The blind spots are mostly temporal. The Japanese tourists in Venice, the general assumption of Japanese economic and cultural dominance — this is pure 1986, the era of *Rising Sun* anxieties and Tokyo real estate prices that seemed to promise a permanent reordering of global power. That particular future didn't arrive. The story about the neural-implant actor performing a lost Jacobean play is more durable, anticipating both the current obsession with immersive theater and the queasy merger of technology with embodied performance, though Robinson frames it as a question of memory and identity rather than the labor and consent issues that dominate our present conversation about AI-augmented creative work. The Armada story and the WWII story are historical fiction exercises that reveal Robinson's abiding interest in systems under stress — logistics, morale, the way large institutions grind individuals — but they don't carry the same prophetic charge. They're good. They're not oracular.

What gives the collection its lasting weight is the mountain story. Three men snowshoeing to Rockbound Pass. No speculative element. No future technology. Just bodies in snow, breathing hard, noticing the world. Robinson has always understood that science fiction's real subject is the relationship between consciousness and environment, and this story strips that relationship to its barest form. In 2026, after a decade of record wildfire seasons in the Sierra Nevada, after snowpack measurements have become front-page news in California, the simple act of describing deep snow on a mountain pass carries an elegiac charge it didn't carry in 1986. Robinson was writing about presence. Now it reads as elegy. The world did that, not the author.

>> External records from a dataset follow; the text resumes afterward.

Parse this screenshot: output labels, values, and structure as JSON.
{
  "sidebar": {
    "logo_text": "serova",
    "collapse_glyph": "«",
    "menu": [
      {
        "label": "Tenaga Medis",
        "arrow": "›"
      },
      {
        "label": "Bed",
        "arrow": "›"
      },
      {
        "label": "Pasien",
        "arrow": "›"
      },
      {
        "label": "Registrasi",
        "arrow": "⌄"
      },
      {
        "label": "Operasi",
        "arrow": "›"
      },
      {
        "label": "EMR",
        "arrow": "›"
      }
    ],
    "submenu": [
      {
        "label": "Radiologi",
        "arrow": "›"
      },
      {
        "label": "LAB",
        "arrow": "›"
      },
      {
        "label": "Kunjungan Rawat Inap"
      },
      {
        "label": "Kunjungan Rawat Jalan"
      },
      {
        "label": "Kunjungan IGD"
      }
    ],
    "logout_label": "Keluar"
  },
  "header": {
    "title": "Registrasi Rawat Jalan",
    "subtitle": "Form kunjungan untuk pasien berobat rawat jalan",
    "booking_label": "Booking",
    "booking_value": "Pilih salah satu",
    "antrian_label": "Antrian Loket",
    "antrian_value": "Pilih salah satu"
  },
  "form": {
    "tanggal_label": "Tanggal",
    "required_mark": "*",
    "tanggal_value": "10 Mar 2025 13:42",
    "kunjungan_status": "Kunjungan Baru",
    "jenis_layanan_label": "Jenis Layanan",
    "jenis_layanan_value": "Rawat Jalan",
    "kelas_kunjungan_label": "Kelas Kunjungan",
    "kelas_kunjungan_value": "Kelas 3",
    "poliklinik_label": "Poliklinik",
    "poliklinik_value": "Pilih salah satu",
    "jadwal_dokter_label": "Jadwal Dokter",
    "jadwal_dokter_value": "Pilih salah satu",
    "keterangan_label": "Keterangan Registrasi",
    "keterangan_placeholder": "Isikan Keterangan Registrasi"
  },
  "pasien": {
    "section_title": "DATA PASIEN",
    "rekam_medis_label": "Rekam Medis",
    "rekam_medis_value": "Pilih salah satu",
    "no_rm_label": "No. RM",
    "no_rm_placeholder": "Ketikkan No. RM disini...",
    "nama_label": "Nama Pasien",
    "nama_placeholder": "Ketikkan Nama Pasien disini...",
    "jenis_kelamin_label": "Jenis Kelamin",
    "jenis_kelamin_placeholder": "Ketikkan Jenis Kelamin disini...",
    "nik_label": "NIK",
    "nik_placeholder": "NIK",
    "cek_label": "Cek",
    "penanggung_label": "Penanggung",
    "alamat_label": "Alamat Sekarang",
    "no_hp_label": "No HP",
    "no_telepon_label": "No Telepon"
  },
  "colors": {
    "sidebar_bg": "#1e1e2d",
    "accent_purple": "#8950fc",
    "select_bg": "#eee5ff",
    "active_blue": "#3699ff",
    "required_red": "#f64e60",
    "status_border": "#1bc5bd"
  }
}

The collection sits at the root of everything Robinson became — the Mars trilogy, the Science in the Capital series, *The Ministry for the Future*. You can see the seeds: the patient environmental observation, the interest in how communities self-organize after disruption, the refusal to separate the political from the geological. He was drawing from Le Guin's social anthropology and Ballard's drowned worlds, but already adding something neither of them prioritized: the specific, procedural detail of how people actually do things — sail ships, climb mountains, navigate flooded cities. He gave his successors permission to be boring in the right way, to let the texture of work carry the story. So the question the book raises now, which it couldn't have raised in 1986: if the speculative fiction of one generation becomes the infrastructure report of the next, at what point does a society's failure to act on what its novelists already described become not a lack of imagination but a refusal of knowledge?